Just like Office 2003’s lack of older file format support problems, OOXML compatibility with proprietary components like Windows Meta File (wmf) and Vector Markup Language (vml) have been deprecated because of “security concerns” that might prevent ISO approval next month.
This lack of support example is not the first time that Microsoft’s commitment to standards, or even its own APIs and protocols, has come into question. This means that users are now expected to pay additional license fees to get the functionality back. For example:
- Microsoft Exchange 5.5 (in 2002) supported the Network News Transfer Protocol (NNTP) standard; today it does not. Applications that once used this standard must now be rewritten.
- Exchange 2000 (in 2003) supported the WebDAV; today it does not. To use WebDAV now requires the additional purchase of Microsoft Office SharePoint Server.
- Office 2003 supported Reference Schemas that Microsoft offered to make public to governments requesting openness in file formats. Today, Office 2007 has obsoleted these schemas. Further, it is unknown what file formats Office 2009 - a product Microsoft is currently developing - will support.
Recent events with Office 2003, and the examples above, should act as a cautionary tale of proprietary product, vendor, and platform lock-in. Although individual users are likely to experience frustration with compatibility issues seen in Office 2003 and OOXML, businesses and government agencies face a much more serious set of problems due to the ever increasing demands for document retention. Imagine the expense that a government agency using OOXML will incur for the initial conversion of documents and subsequent conversions that would be required whenever Microsoft is inclined to change their “standard.”

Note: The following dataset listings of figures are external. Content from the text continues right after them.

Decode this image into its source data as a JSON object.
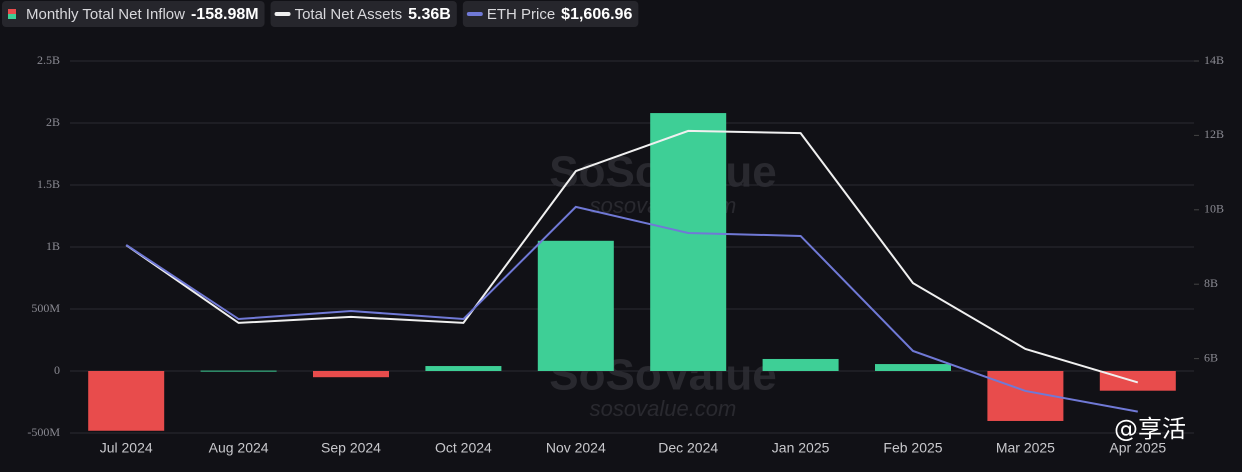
{
  "chart_data": {
    "type": "bar-line",
    "categories": [
      "Jul 2024",
      "Aug 2024",
      "Sep 2024",
      "Oct 2024",
      "Nov 2024",
      "Dec 2024",
      "Jan 2025",
      "Feb 2025",
      "Mar 2025",
      "Apr 2025"
    ],
    "series": [
      {
        "name": "Monthly Total Net Inflow",
        "legend_value": "-158.98M",
        "type": "bar",
        "pos_color": "#3ecf96",
        "neg_color": "#e84c4c",
        "values": [
          -482000000,
          3000000,
          -50000000,
          40000000,
          1050000000,
          2080000000,
          97000000,
          56000000,
          -403000000,
          -158980000
        ]
      },
      {
        "name": "Total Net Assets",
        "legend_value": "5.36B",
        "type": "line",
        "axis": "y2",
        "color": "#f0f0f0",
        "values": [
          9050000000,
          6960000000,
          7120000000,
          6960000000,
          11040000000,
          12120000000,
          12060000000,
          8030000000,
          6260000000,
          5360000000
        ]
      },
      {
        "name": "ETH Price",
        "legend_value": "$1,606.96",
        "type": "line",
        "axis": "y3",
        "color": "#7079d6",
        "values": [
          3220,
          2503,
          2581,
          2503,
          3588,
          3336,
          3307,
          2194,
          1807,
          1606.96
        ]
      }
    ],
    "ylim": [
      -500000000,
      2500000000
    ],
    "yticks": [
      {
        "value": -500000000,
        "label": "-500M"
      },
      0,
      {
        "value": 500000000,
        "label": "500M"
      },
      {
        "value": 1000000000,
        "label": "1B"
      },
      {
        "value": 1500000000,
        "label": "1.5B"
      },
      {
        "value": 2000000000,
        "label": "2B"
      },
      {
        "value": 2500000000,
        "label": "2.5B"
      }
    ],
    "y2lim": [
      4000000000,
      14000000000
    ],
    "y2ticks": [
      {
        "value": 6000000000,
        "label": "6B"
      },
      {
        "value": 8000000000,
        "label": "8B"
      },
      {
        "value": 10000000000,
        "label": "10B"
      },
      {
        "value": 12000000000,
        "label": "12B"
      },
      {
        "value": 14000000000,
        "label": "14B"
      }
    ],
    "y3lim": [
      1400,
      5000
    ],
    "grid": true,
    "watermarks": [
      "SoSoValue",
      "sosovalue.com",
      "@享活"
    ]
  }
}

A more secure future, given the growing importance of digital files for both individuals and governments, would be based on a long-life document format. A long-life document format is one whose underlying structure is resistant to changes in the tools used to produce them, the systems upon which they run, and the changing priorities of vendors in the marketplace. The OpenDocument Format (ODF), an ISO standard, employs this type of design. Additionally, as ODF is supported by several vendors, platforms, and implementations, no user of ODF documents is at the mercy of any particular vendor.
This vendor-neutral quality makes ODF a superior format for document retention. Third-party developers are not second class citizens because all of the companies implementing the standard are, in effect, third party developers. As a result, a document archive is beholden to no particular vendor and no particular platform.

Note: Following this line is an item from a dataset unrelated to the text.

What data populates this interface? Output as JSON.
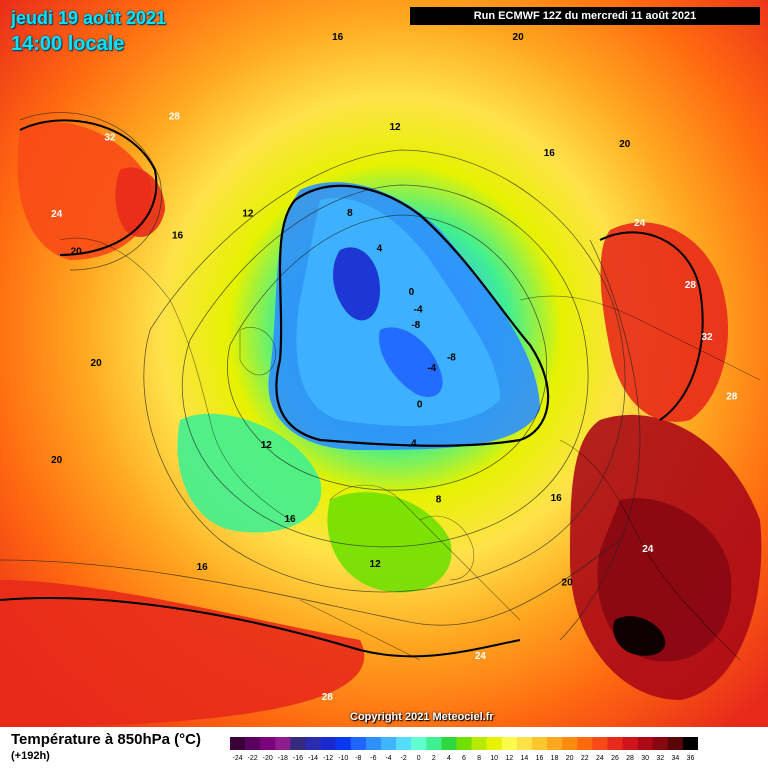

If any large-scale document conversion is in your future, as the result of this recent Microsoft file “block,” governments would be well advised to consider moving to ODF. With ODF, users get multi-vendor support, flexibility and longevity rather than one vendor’s dubious history, documented here, of unstable “legacy” support. The ODF Alliance advises governments to demand choice – not of standards – but of the products that support open standards for file formats. Without choice of products, long term document access may be in jeopardy.